Thoughts on Goals in Programming Language Design

Thoughts on Goals in Programming Language Design

4 Aug 2020
Programming-Languages

I’ve been thinking about programming languages a lot recently. A question I asked myself was: why do we work on, refine, and create new programming languages?

I thought of several reasons, but they seemed to boil down into two broader reasons:

  1. Better abstractions and more automation: some languages automate and ease some tedious tasks like memory management, concurrency, or type annotations. Almost all languages give you some ways of creating abstractions that let you reason with concepts in your problem domain, but different languages do this in different ways.

  2. More precisely describe what you want: languages like Haskell let you describe the behavior of your program very precisely with an expressive type system. This lets you write correct programs with a high degree of confidence.

    Other languages give you a different level of control: C lets you manipulate bits at arbitrary memory locations and evaluate them as you please. You can get very good performance from a well-tuned C program.

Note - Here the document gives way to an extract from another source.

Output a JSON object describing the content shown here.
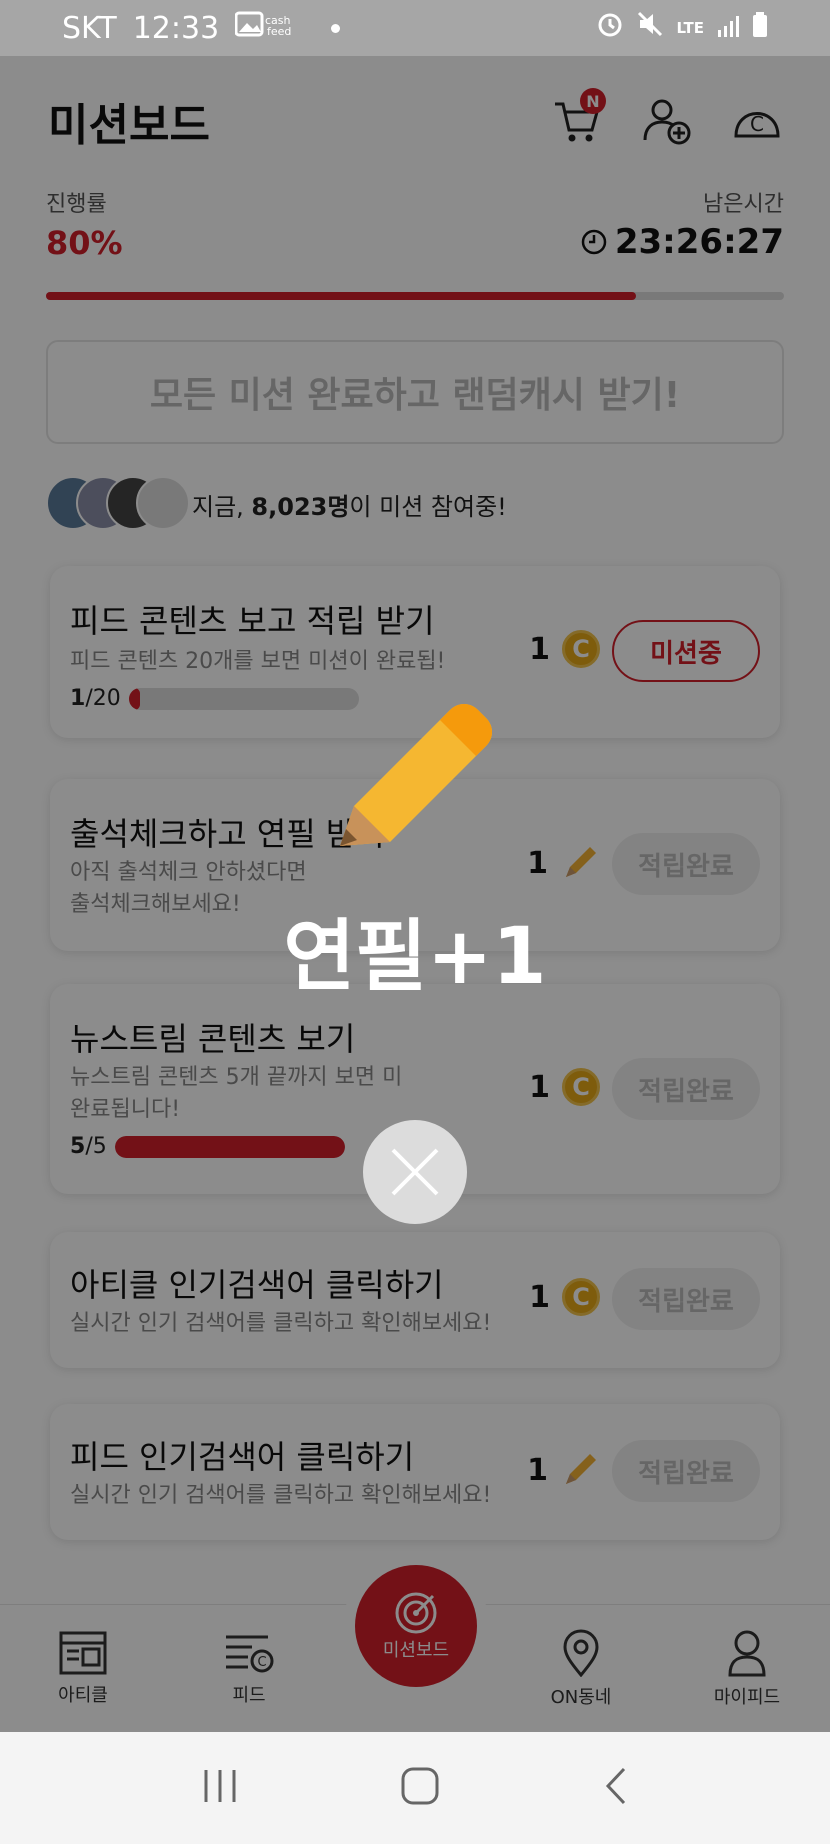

There’s some overlap between these domains for sure, but these goals often seem to conflict one another: the first objective seems optimal for drafting programs. The second group is more tuned for long-running projects or programs with specific constraints. Permissive languages like Perl, Ruby, and most Lisps seem designed with the first objective in mind and are very easy to use when exploring an idea. They can be expressive and concise. More demanding languages, like Rust or Haskell, seem optimized for a long-lived project or a program with intensive system resource constraints or performance requirements. Maybe some people can draft in Rust, but I find it more difficult to whip up something in Rust than Perl or Elixir.

Can we reconcile these two goals? Maybe. I think the further away you get away from the machine—trading some fine-grained control for abstraction—the closer the goals can converge. You can have a language well-suited for discovering an idea, which can then let you evolve your program into a more correct, reliable version.

In the end, I don’t think there is a perfect language. But some languages are more perfect than others! Hopefully I’ll strike on something interesting in my fumbling about with PL.